CPI: Les avocats de Yekatom Rombhot demandent à la CPI de se dessaisir du dossier en faveur de la CPS©RNL/Inès Laure N'GOPOT
Me Mylène Dimitri accordant l'interview à la presse centrafricaine présente à la Haye lors du procès de confirmation des charges contre Yekatom et Ngaïssona, septembre 2019

CPI: Les avocats de Yekatom Rombhot demandent à la CPI de se dessaisir du dossier en faveur de la CPS

Dans une nouvelle requête adressée le 17 mars 2020 à la Cour Pénale Internationale, les avocats  de Alfred Rombhot Yekatom demandent à la Cour de déclarer irrecevable l’affaire et de remettre le dossier à la Cour Pénale Spéciale (CPS) en Centrafrique.

Cette nouvelle demande intervient deux semaines après une première requête adressée le 03 mars 2020 dans laquelle la défense de Alfred Rombhot Yekatom a exigé de la CPI sa remise en liberté provisoire. Dans cette nouvelle requête, les conseils de M. Yékatom demandent à la Cour Pénale Internationale conformément à l’article 19 paragraphe 2 (a) du Statut de Rome, de déclarer que l’affaire contre M. Yekatom est irrecevable, au motif que les autorités centrafricaines sont désormais capables de le poursuivre devant les juridictions nationales, principalement la CPS déjà opérationnelle.

« Il s’agit d’une requête très importante sinon la plus importante » a justifié Me Mylène Dimitri, conseil principal de Alfred Rombhot Yekatom précisant que « aujourd’hui en 2020, la CPS est active, des personnes sont même détenues au nom de la CPS. L’objectif ultime de la requête, c’est de faire déclarer le dossier de M. Yekatom irrecevable devant la CPI afin de le faire transférer en Centrafrique pour qu’il soit jugé devant la CPS qui siège à Bangui ».

Toujours dans les arguments avancés par la défense de M. Yekatom, les autorités centrafricaines devraient avoir la possibilité d’ouvrir une enquête et d’intensifier des poursuites. La défense demande aussi à la CPI de donner corps au principe de complémentarité tout en promouvant la CPS et démontrer que la CPI peut être une alliée et non une concurrente des systèmes judiciaires nationaux. « La CPI est une cour de dernier ressort.
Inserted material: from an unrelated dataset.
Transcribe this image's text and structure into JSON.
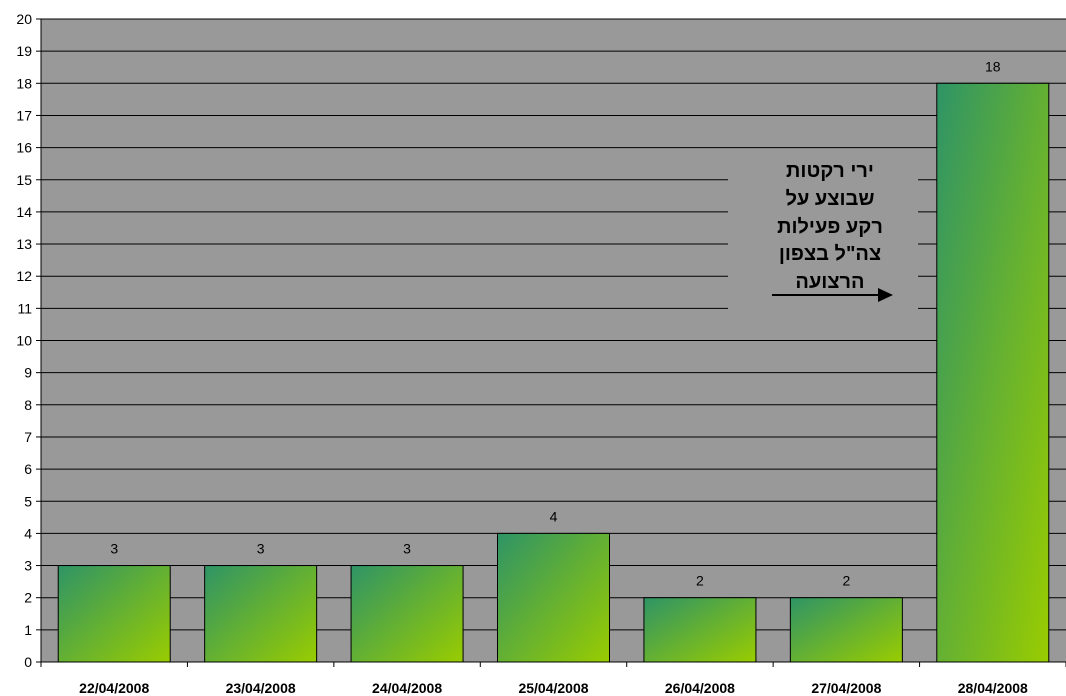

L’idée c’est de donner préférence aux tribunaux nationaux. Si le président Touadera a confiance en la justice centrafricaine et puisqu’il a indiqué récemment que la CPS a les moyens d’atteindre ses objectifs, alors les autorités centrafricaines, le gouvernement centrafricain, le président Touadera ne devraient pas s’objecter au transfert de M. Yekatom devant la CPS » a soutenu Me Mylène Dimitri.

La démarche de la défense de Alfred Rombhot Yekatom vise à « obtenir une ordonnance de la CPI invitant les autorités centrafricaines à indiquer si elles seraient disposées et en mesure de mener une enquête et des poursuites si elles en avaient la possibilité; ensuite encourager le bureau du procureur de la CPI à communiquer les fruits de son enquête contre M. Yekatom à la CPS afin qu’elle prenne le relais rapidement, » a développé Mme Dimitri précisant que l’objectif ultime est « d’obtenir une ordonnance de transfert de M. Yekatom aux autorités centrafricaines afin qu’il soit jugé devant son peuple, parce que l’accusé souhaite être jugé devant la CPS qui est un tribunal composé entre autre de juges qui parlent sa langue, comprennent sa culture et connaissent le contexte dans lequel les événements se sont produits. »

A Bangui, la CPS dit n’avoir pas encore d’information sur une pareille démarche. « La CPS de la République Centrafricaine n’est pas au courant officiellement de ce type de démarche, mais nous monitorons tout ce qui se passe au niveau de la justice internationale », a précisé Théophile Momokoama, Porte-parole de la CPS.

Le 16 mars 2020, la Présidence de la CPI a constitué la Chambre de première instance V, qui sera en charge de l’affaire « Le Procureur c. Alfred Yekatom et Patrice-Edouard Ngaïssona ». Cette Chambre est composée des juges Bertram Schmitt, Péter Kovács et Chang-ho Chung.

Alfred Rombhot Yekatom, ancien chef de la milice anti-balaka et député de Mbaïki 2 a été arrêté le 29 octobre 2018 en marge d’un incident survenu dans l’hémicycle de l’Assemblée Nationale lors du vote du nouveau président du parlement. Il a été remis à la Cour Pénale Internationale le 17 novembre 2018 sur demande de la cour qui l’accuse d’avoir commis des crimes de guerre et des crimes contre l’humanité en 2013 et 2014 en République Centrafricaine.